Minimum Gauge: U.K. government steps in to stop widespread shuttering of music venues

A proposed law in the U.K. aims to stop developers from sparking music venue closures with noise complaints; Andrew W.K. offers to pay fine for speeding inspired by his new party jam; the Chinese government has had about enough of this Hip Hop stuff.

Jan 23, 2018 at 12:44 pm

Paul McCartney is one of several British music legends who supported the campaign to protect music venues in the U.K. - Photo: MPL Communications Ltd/MJ Kim
Photo: MPL Communications Ltd/MJ Kim
Paul McCartney is one of several British music legends who supported the campaign to protect music venues in the U.K.
HOT: Shutting Down Music Venue Shutdowns

File this under “Something that would never happen in Trump’s America” — the U.K. government is stepping in to protect music venues from property developers, recognizing their importance to artist development and the national economy. The support comes on the heels of a campaign (backed by Paul McCartney, Ray Davies and other British music legends) to put an end to the growing trend of new housing developments forcing pre-existing venues to close over noise complaints. A proposed law that would make soundproofing the responsibility of property developers building near music venues is expected to be in place as early as this summer.
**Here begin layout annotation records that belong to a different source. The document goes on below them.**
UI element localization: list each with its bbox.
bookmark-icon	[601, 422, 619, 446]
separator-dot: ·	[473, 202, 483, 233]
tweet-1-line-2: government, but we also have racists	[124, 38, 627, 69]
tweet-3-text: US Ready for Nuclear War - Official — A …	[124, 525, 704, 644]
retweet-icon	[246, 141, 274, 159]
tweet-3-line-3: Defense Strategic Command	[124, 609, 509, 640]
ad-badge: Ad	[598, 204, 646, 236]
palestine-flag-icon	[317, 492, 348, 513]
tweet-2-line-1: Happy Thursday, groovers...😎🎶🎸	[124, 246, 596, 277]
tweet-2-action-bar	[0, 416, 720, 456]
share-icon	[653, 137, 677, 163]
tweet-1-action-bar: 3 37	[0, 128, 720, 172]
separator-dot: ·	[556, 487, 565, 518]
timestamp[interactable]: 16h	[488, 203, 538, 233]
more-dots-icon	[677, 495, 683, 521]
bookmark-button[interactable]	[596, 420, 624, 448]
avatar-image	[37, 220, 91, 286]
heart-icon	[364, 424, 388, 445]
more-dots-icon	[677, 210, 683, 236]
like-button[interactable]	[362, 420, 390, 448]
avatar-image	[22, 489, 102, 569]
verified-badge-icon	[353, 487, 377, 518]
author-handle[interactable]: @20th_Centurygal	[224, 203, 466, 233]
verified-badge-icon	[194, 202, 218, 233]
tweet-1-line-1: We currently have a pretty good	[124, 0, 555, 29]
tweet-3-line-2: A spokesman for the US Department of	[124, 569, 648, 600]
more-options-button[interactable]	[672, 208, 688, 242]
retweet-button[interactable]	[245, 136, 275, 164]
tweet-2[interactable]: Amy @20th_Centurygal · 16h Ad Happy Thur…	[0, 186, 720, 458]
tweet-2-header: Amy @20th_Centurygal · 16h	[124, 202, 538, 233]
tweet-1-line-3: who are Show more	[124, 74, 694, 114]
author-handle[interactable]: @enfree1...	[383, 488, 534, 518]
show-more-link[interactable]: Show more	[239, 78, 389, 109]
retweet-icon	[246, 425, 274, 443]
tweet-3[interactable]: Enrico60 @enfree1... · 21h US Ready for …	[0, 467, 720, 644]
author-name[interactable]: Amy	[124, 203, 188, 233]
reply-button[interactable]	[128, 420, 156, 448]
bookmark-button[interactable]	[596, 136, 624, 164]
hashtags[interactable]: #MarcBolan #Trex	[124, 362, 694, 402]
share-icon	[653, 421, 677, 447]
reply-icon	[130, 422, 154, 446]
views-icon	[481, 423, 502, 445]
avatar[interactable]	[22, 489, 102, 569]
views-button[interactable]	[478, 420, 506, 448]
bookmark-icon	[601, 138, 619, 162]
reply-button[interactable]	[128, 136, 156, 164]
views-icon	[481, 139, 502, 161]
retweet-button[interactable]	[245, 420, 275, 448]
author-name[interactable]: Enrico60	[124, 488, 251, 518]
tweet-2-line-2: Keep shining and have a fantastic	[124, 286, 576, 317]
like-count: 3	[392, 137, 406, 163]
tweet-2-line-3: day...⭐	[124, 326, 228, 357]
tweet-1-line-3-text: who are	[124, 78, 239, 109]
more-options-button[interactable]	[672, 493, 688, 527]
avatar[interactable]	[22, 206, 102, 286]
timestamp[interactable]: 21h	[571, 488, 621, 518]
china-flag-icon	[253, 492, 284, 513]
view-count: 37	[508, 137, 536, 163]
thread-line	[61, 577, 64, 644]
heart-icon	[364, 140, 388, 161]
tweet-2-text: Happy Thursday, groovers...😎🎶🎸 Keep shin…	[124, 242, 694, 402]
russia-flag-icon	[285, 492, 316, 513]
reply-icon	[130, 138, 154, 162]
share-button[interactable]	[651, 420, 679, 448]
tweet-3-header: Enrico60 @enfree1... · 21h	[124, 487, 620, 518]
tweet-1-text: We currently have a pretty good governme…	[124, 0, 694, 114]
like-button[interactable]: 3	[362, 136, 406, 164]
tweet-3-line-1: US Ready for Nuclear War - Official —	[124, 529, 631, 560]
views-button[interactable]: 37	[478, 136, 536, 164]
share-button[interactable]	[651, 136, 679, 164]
WARM: Paying the Price of Partying Forward

Anyone who has read the brilliant “Ask Andrew W.K.” column in The Village Voice knows singer/multi-instrumentalist Andrew W.K. is more than just a sweaty, head-banging guy who really likes to party. Further proof of his righteous dude-ness came earlier this month when he responded to a tweet from a fan who got too revved up listening to W.K.’s new single (by listening below, you hereby agree to absolve CityBeat of all legal responsibilities for any resultant arrests, fines or emotional distress) on the radio and ended up getting a speeding ticket. Taking responsibility for the “sonic party power” that caused the violation, W.K. pleaded with the fan to let him pay the ticket (the fan ultimate declined and asked that the money be donated to a charity instead).

COLD: China vs. Hip Hop

Chinese Hip Hop received a major mainstream boost with the massive success of The Rap of China, an online reality/talent show that resonated with billions of viewers and made several underground MCs stars overnight. But recent moves by the Chinese government suggest that those artists specifically — and Hip Hop, generally — are being targeted as part of a crackdown on popular culture in an effort to curb dissent. According to Reuters, two rappers were recently sanctioned for “bad behavior or content at odds with Communist Party values.” Chinese media first attacked rapper PG One, forcing him to apologize for lyrics that are allegedly misogynistic and promote drug use (his music reportedly also vanished online). More recently, Hip Hop artist GAI was taken off of an American Idol-like TV show on which he was in third place, with no explanation given.